Gleichzeitig mit der Beschwerdeeinlegung hat die Anmelderin die Teilung der Patentanmeldung erklärt und insoweit vorgetragen, herausgeteilt werde die allgemeine technische Lehre, ein Federüberwachungsgerät der im Oberbegriff des Anspruchs 1 der Stammanmeldung genannten Art derart auszubilden, daß das Blockierelement als Teil einer Zugmitteltrommel, an der ein anderen Endes mit dem Torblatt oder dergleichen verbundenes Zugmittel aufwickelbar gehalten sei, ausgebildet sei und vorzugsweise einstückig mit derselben ausgebildet sei. In der Stammanmeldung verbleibe somit der Gegenstand, wie er durch den dort geltenden Anspruch 1 definiert sei; die Beschreibungsseite 5 sei zur Anpassung an den durch die Teilung verminderten Gegenstand angepaßt worden. Gleichzeitig hat sie die Anmeldeunterlagen für die Teilanmeldung eingereicht und die Gebühren entrichtet.

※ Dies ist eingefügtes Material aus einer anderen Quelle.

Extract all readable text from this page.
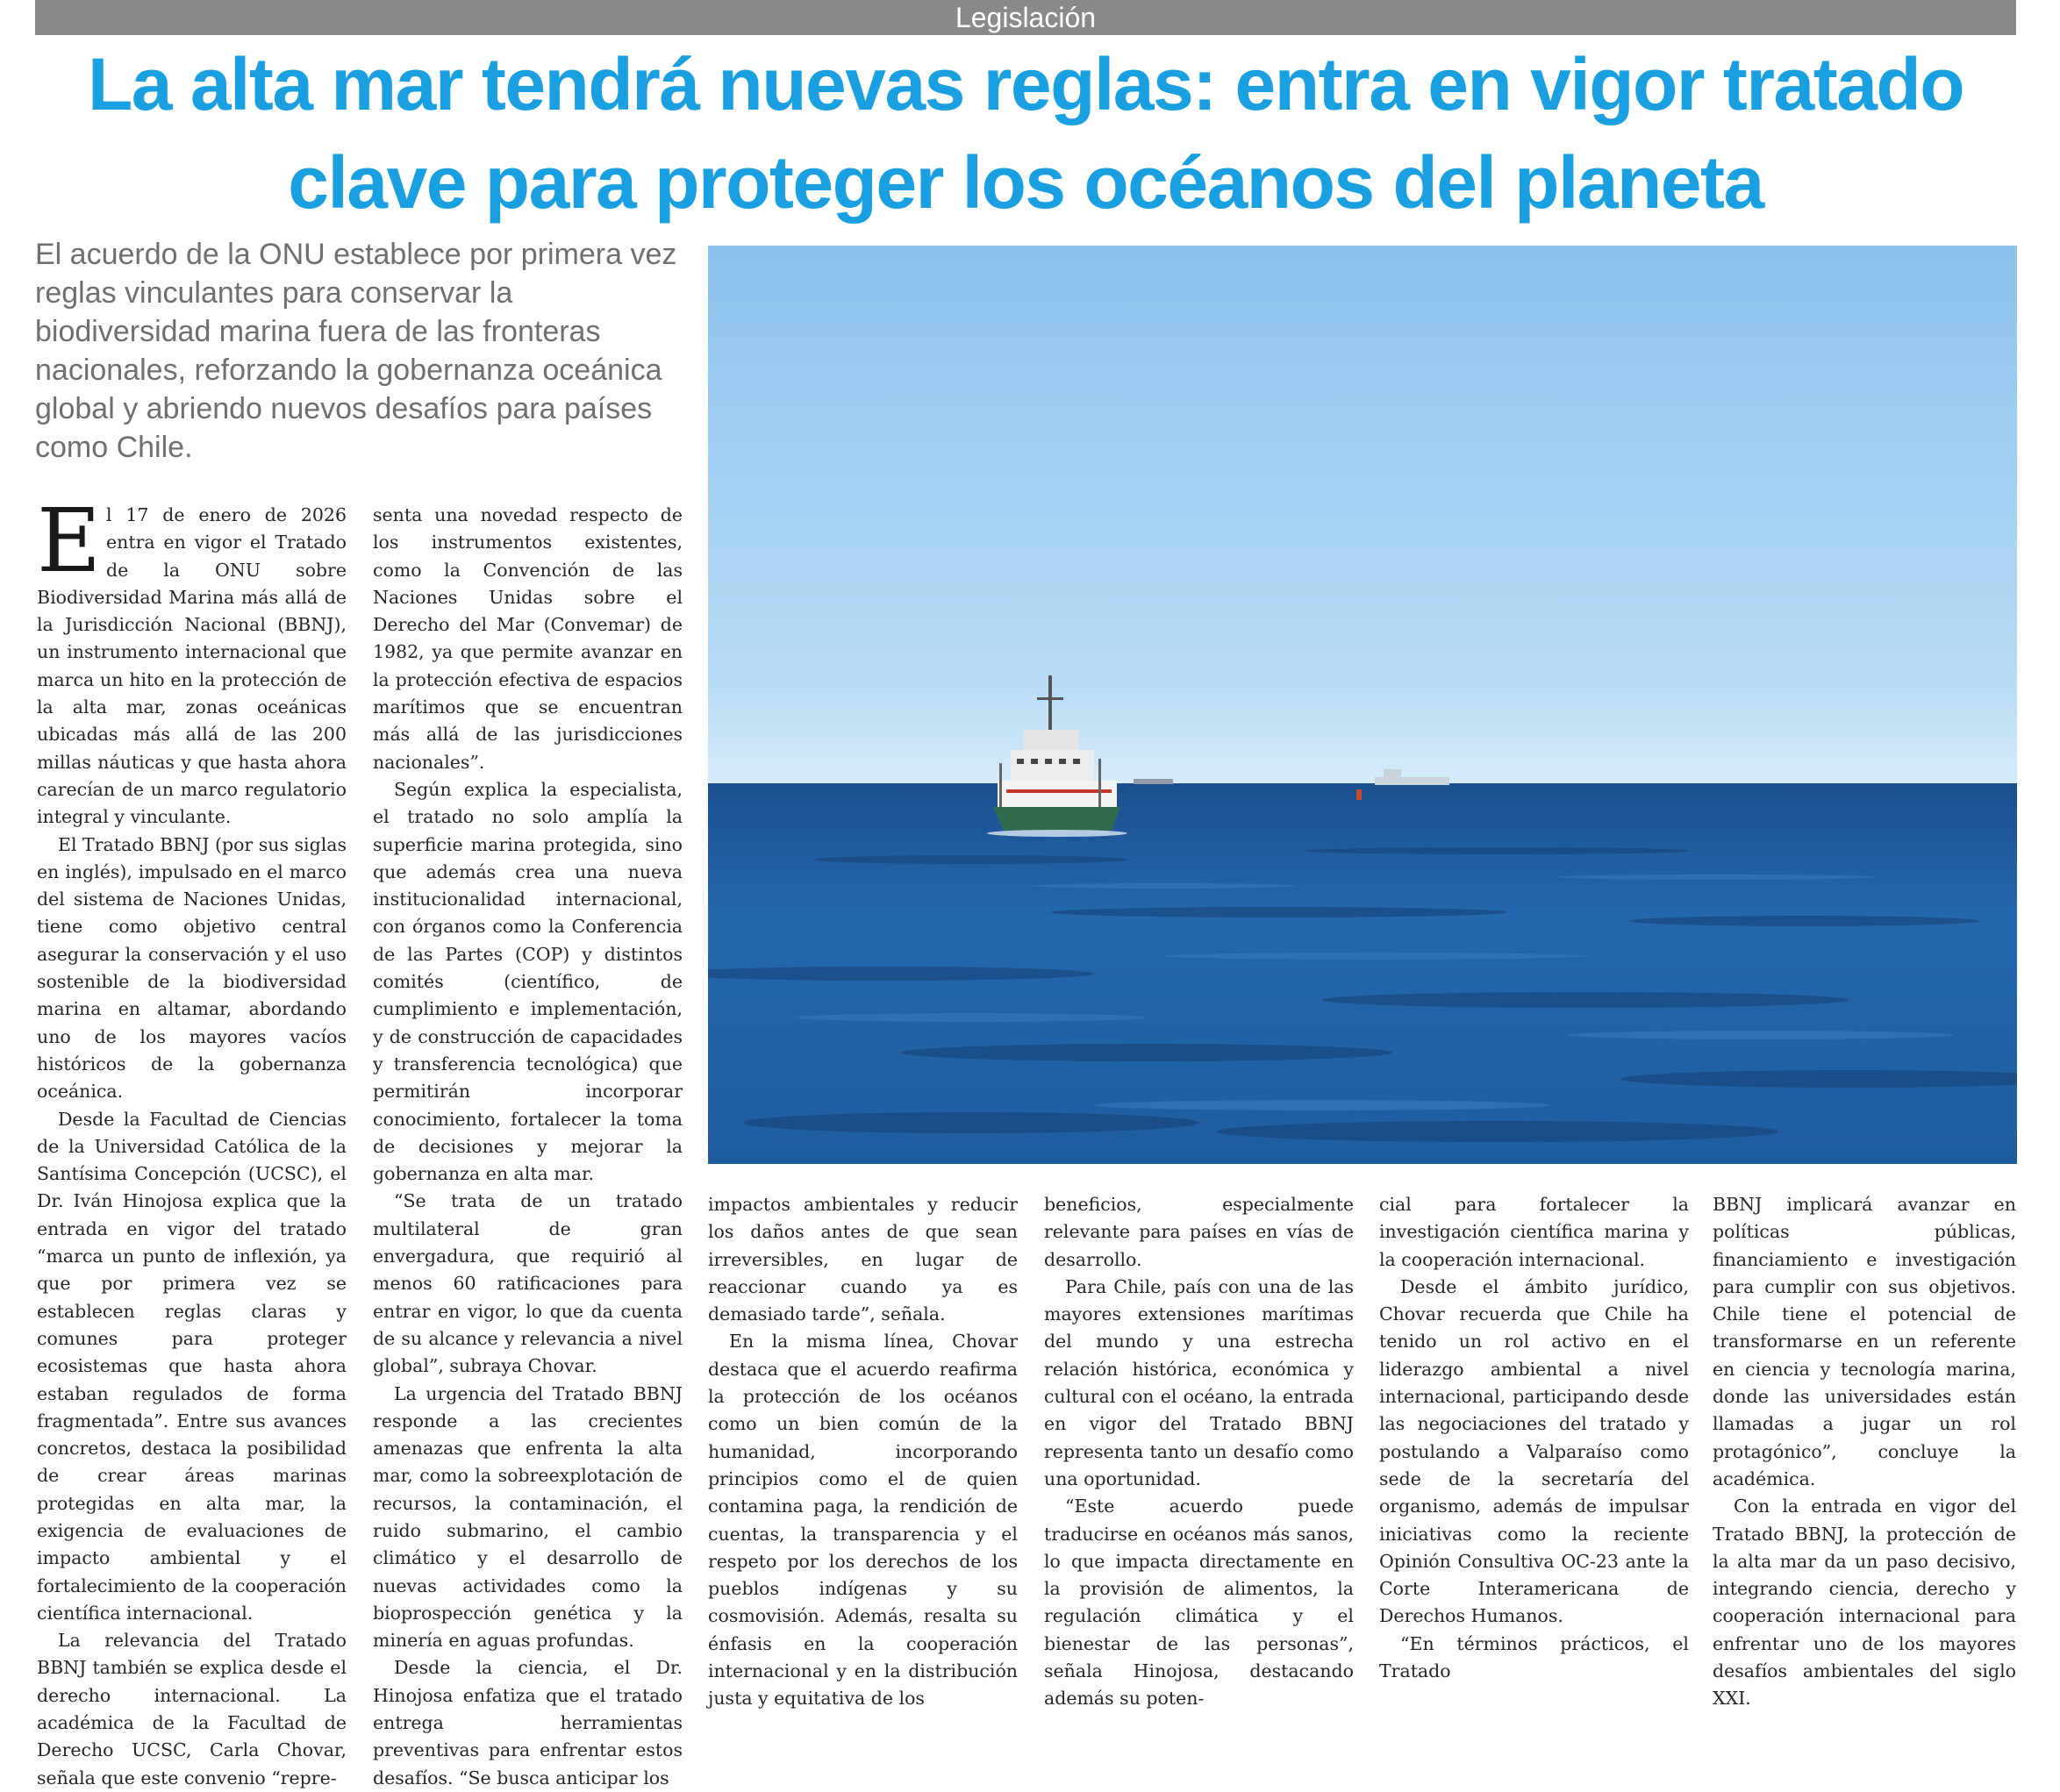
Legislación
La alta mar tendrá nuevas reglas: entra en vigor tratado
clave para proteger los océanos del planeta

El acuerdo de la ONU establece por primera vez reglas vinculantes para conservar la biodiversidad marina fuera de las fronteras nacionales, reforzando la gobernanza oceánica global y abriendo nuevos desafíos para países como Chile.

El 17 de enero de 2026 entra en vigor el Tratado de la ONU sobre Biodiversidad Marina más allá de la Jurisdicción Nacional (BBNJ), un instrumento internacional que marca un hito en la protección de la alta mar, zonas oceánicas ubicadas más allá de las 200 millas náuticas y que hasta ahora carecían de un marco regulatorio integral y vinculante.

El Tratado BBNJ (por sus siglas en inglés), impulsado en el marco del sistema de Naciones Unidas, tiene como objetivo central asegurar la conservación y el uso sostenible de la biodiversidad marina en altamar, abordando uno de los mayores vacíos históricos de la gobernanza oceánica.

Desde la Facultad de Ciencias de la Universidad Católica de la Santísima Concepción (UCSC), el Dr. Iván Hinojosa explica que la entrada en vigor del tratado “marca un punto de inflexión, ya que por primera vez se establecen reglas claras y comunes para proteger ecosistemas que hasta ahora estaban regulados de forma fragmentada”. Entre sus avances concretos, destaca la posibilidad de crear áreas marinas protegidas en alta mar, la exigencia de evaluaciones de impacto ambiental y el fortalecimiento de la cooperación científica internacional.

La relevancia del Tratado BBNJ también se explica desde el derecho internacional. La académica de la Facultad de Derecho UCSC, Carla Chovar, señala que este convenio “repre-

senta una novedad respecto de los instrumentos existentes, como la Convención de las Naciones Unidas sobre el Derecho del Mar (Convemar) de 1982, ya que permite avanzar en la protección efectiva de espacios marítimos que se encuentran más allá de las jurisdicciones nacionales”.

Según explica la especialista, el tratado no solo amplía la superficie marina protegida, sino que además crea una nueva institucionalidad internacional, con órganos como la Conferencia de las Partes (COP) y distintos comités (científico, de cumplimiento e implementación, y de construcción de capacidades y transferencia tecnológica) que permitirán incorporar conocimiento, fortalecer la toma de decisiones y mejorar la gobernanza en alta mar.

“Se trata de un tratado multilateral de gran envergadura, que requirió al menos 60 ratificaciones para entrar en vigor, lo que da cuenta de su alcance y relevancia a nivel global”, subraya Chovar.

La urgencia del Tratado BBNJ responde a las crecientes amenazas que enfrenta la alta mar, como la sobreexplotación de recursos, la contaminación, el ruido submarino, el cambio climático y el desarrollo de nuevas actividades como la bioprospección genética y la minería en aguas profundas.

Desde la ciencia, el Dr. Hinojosa enfatiza que el tratado entrega herramientas preventivas para enfrentar estos desafíos. “Se busca anticipar los

impactos ambientales y reducir los daños antes de que sean irreversibles, en lugar de reaccionar cuando ya es demasiado tarde”, señala.

En la misma línea, Chovar destaca que el acuerdo reafirma la protección de los océanos como un bien común de la humanidad, incorporando principios como el de quien contamina paga, la rendición de cuentas, la transparencia y el respeto por los derechos de los pueblos indígenas y su cosmovisión. Además, resalta su énfasis en la cooperación internacional y en la distribución justa y equitativa de los

beneficios, especialmente relevante para países en vías de desarrollo.

Para Chile, país con una de las mayores extensiones marítimas del mundo y una estrecha relación histórica, económica y cultural con el océano, la entrada en vigor del Tratado BBNJ representa tanto un desafío como una oportunidad.

“Este acuerdo puede traducirse en océanos más sanos, lo que impacta directamente en la provisión de alimentos, la regulación climática y el bienestar de las personas”, señala Hinojosa, destacando además su poten-

cial para fortalecer la investigación científica marina y la cooperación internacional.

Desde el ámbito jurídico, Chovar recuerda que Chile ha tenido un rol activo en el liderazgo ambiental a nivel internacional, participando desde las negociaciones del tratado y postulando a Valparaíso como sede de la secretaría del organismo, además de impulsar iniciativas como la reciente Opinión Consultiva OC-23 ante la Corte Interamericana de Derechos Humanos.

“En términos prácticos, el Tratado

BBNJ implicará avanzar en políticas públicas, financiamiento e investigación para cumplir con sus objetivos. Chile tiene el potencial de transformarse en un referente en ciencia y tecnología marina, donde las universidades están llamadas a jugar un rol protagónico”, concluye la académica.

Con la entrada en vigor del Tratado BBNJ, la protección de la alta mar da un paso decisivo, integrando ciencia, derecho y cooperación internacional para enfrentar uno de los mayores desafíos ambientales del siglo XXI.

Die Anmelderin beantragt, den angefochtenen Beschluß abzuändern und das Patent aufgrund folgender Unterlagen zu erteilen:

Beschreibung Seiten 1 bis 4 und 6 bis 17 wie ursprünglich eingereicht, Seite 5, eingegangen am 30. August 2001, Seite 18 wie dem Erteilungsbeschluß zugrundegelegt, Patentansprüche 1 bis 3 und 5 bis 10 wie ursprünglich eingereicht, Anspruch 4 wie dem Erteilungsbeschluß zugrundegelegt, sowie ursprünglich eingereichte Zeichnungen.

II.

Die Beschwerde ist form- und fristgerecht eingelegt und auch im übrigen zulässig. Die Anmelderin hat mit der Darlegung, daß der angefochtene Beschluß abweichend von ihrem Erteilungsantrag ergangen sei, auch schlüssig eine Beschwer geltend gemacht. Dies reicht für die Bejahung der Zulässigkeit der Beschwerde aus. Ob die behauptete Beschwer tatsächlich vorliegt, ist im Rahmen der Begründetheit zu prüfen (vgl Schulte, PatG, 6. Aufl, § 73 Rdn 50).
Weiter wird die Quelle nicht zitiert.